I was wondering what is the norm of the position operator $Xf(x)=xf(x)$ in $L^2[0,1]$. I have two different results.
The first one is the simplest and the reasonable: $$||X|| \overset{||f(x)||=1}{=} \sup||xf(x)||=\sup||x||=1, $$ since $x\in[0,1]$.
The second method is the usual one I have always applied for L^2 opeartors:
$$||Xf(x)||^2=\left(\int_0^1xf(x)\text{d}x\right)^2\le\left|\int_0^1x^2\text{d}x\right| \left|\int_0^1f^2(x)\text{d}x\right|=\frac13||f(x)||^2 \qquad \implies \qquad ||X||=\frac{1}{\sqrt{3}}.$$
Both are different, and I am not able to find the mistake in the second method. Can you help me?
Thank you in advance :)
The "mistake" is in both methods.
In the first one, you are mixing norms. The result is correct, though.

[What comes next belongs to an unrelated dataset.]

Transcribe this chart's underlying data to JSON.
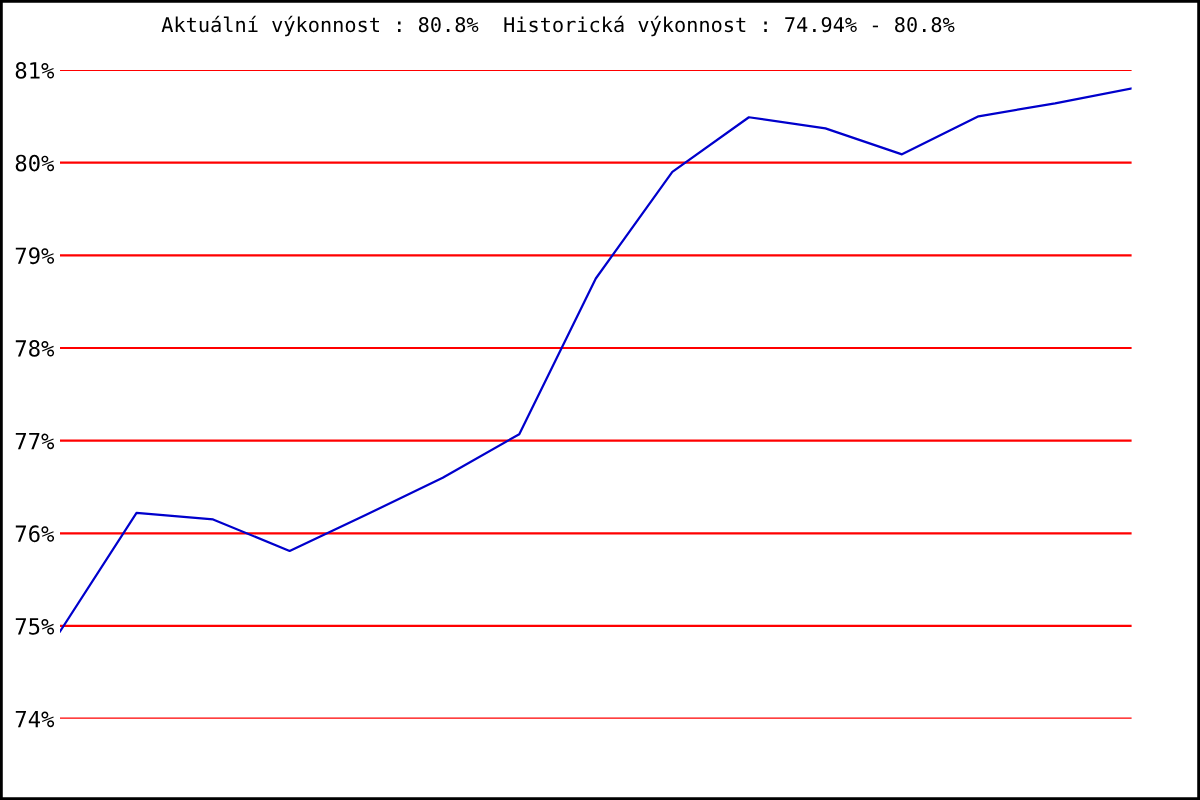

In the second, you have $\|Xf\|_2^2=\int_0^1 x^2 f^2(x)$, and you cannot apply Cauchy-Schwarz.
The usual calculation is $$ \|Xf\|=\left(\int_0^1 x^2 f^2(x)\,dx\right)^{1/2}\leq\left(\int_0^1 f^2(x)\,dx\right)^{1/2}=\|f\|, $$ so $\|X\|\leq 1$. Further for each $\delta>0$ you can find $f$ with $\|Xf\|\geq(1-\delta)\|f\|$, proving that $\|X\|=1$.